Why does she wear her hair like that?
Whose shoes does she have on?
Because of course, when it comes to women, that is what society deems as important.
Yet Aint I A Woman?
Only for me can the decision to give birth be debated and decided in courtrooms
And judges that sit on benches decide what I will do with my womb
Anything that I want to do with my body is up for debate
And the stake of my fate is now held in the hands of men
That will never give birth
Who do not understand the trials of being a single mother with 3 kids that you are already struggling to provide for
That will never understand looking through a magazine that deems you as unworthy because you do not fit into a supermodel mold
Who have never been overwhelmed with images that you know you will NEVER look like
Men that will never understand choking down the pain of being molested because your mother looked the other way because he paid the bills
The agony you carry because you know although you said no your mini skirt to society said yes
The sadness in your eyes when your daughter longs to be a doctor but every toy in the aisle encourages her to dream no higher than to scramble eggs and vacuum floors
As Sojourner Truth said so well,
“That man over there say a woman needs to be helped into carriages and lifted over ditches and to have the best place everywhere.
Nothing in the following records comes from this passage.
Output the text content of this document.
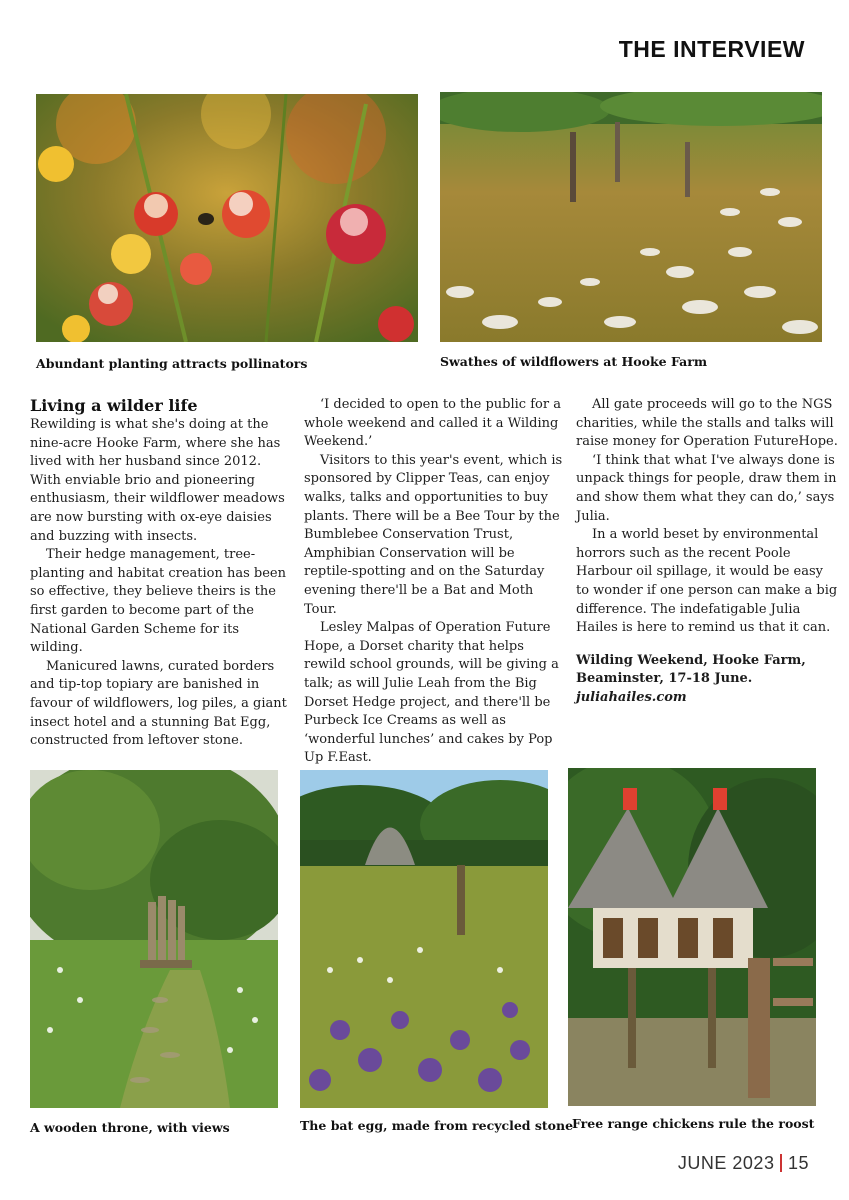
THE INTERVIEW
Abundant planting attracts pollinators	Swathes of wildflowers at Hooke Farm
Living a wilder life

Rewilding is what she's doing at the nine-acre Hooke Farm, where she has lived with her husband since 2012. With enviable brio and pioneering enthusiasm, their wildflower meadows are now bursting with ox-eye daisies and buzzing with insects.

Their hedge management, tree-planting and habitat creation has been so effective, they believe theirs is the first garden to become part of the National Garden Scheme for its wilding.

Manicured lawns, curated borders and tip-top topiary are banished in favour of wildflowers, log piles, a giant insect hotel and a stunning Bat Egg, constructed from leftover stone.

‘I decided to open to the public for a whole weekend and called it a Wilding Weekend.’

Visitors to this year's event, which is sponsored by Clipper Teas, can enjoy walks, talks and opportunities to buy plants. There will be a Bee Tour by the Bumblebee Conservation Trust, Amphibian Conservation will be reptile-spotting and on the Saturday evening there'll be a Bat and Moth Tour.

Lesley Malpas of Operation Future Hope, a Dorset charity that helps rewild school grounds, will be giving a talk; as will Julie Leah from the Big Dorset Hedge project, and there'll be Purbeck Ice Creams as well as ‘wonderful lunches’ and cakes by Pop Up F.East.

All gate proceeds will go to the NGS charities, while the stalls and talks will raise money for Operation FutureHope.

‘I think that what I've always done is unpack things for people, draw them in and show them what they can do,’ says Julia.

In a world beset by environmental horrors such as the recent Poole Harbour oil spillage, it would be easy to wonder if one person can make a big difference. The indefatigable Julia Hailes is here to remind us that it can.

Wilding Weekend, Hooke Farm,
Beaminster, 17-18 June.
juliahailes.com

A wooden throne, with views	The bat egg, made from recycled stone
Free range chickens rule the roost
JUNE 2023 15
Nobody ever helped me into carriages or over mud puddles or gives me a best place. . .
And ain’t I a woman?
Look at me! Look at my arm! I have plowed and planted and gathered into barns and no man could head me. . .
And ain’t I a woman?
I could work as much and eat as much as a man-when I could get to it-and bear the lash as well
And ain’t I a woman?
I have born 13 children and seen most all sold into slavery and when I cried out a mother’s grief none but Jesus heard me. . .
And ain’t I a woman?
That little man in black there say a woman can’t have as much rights as a man cause Christ wasn’t a woman. Where did your Christ come from? From God and a woman!
Man had nothing to do with him!
If the first woman God ever made was strong enough to turn the world upside down, all alone together women ought to be able to turn it right-side up again!”
So in 2015 I still declare AINT I A WOMAN!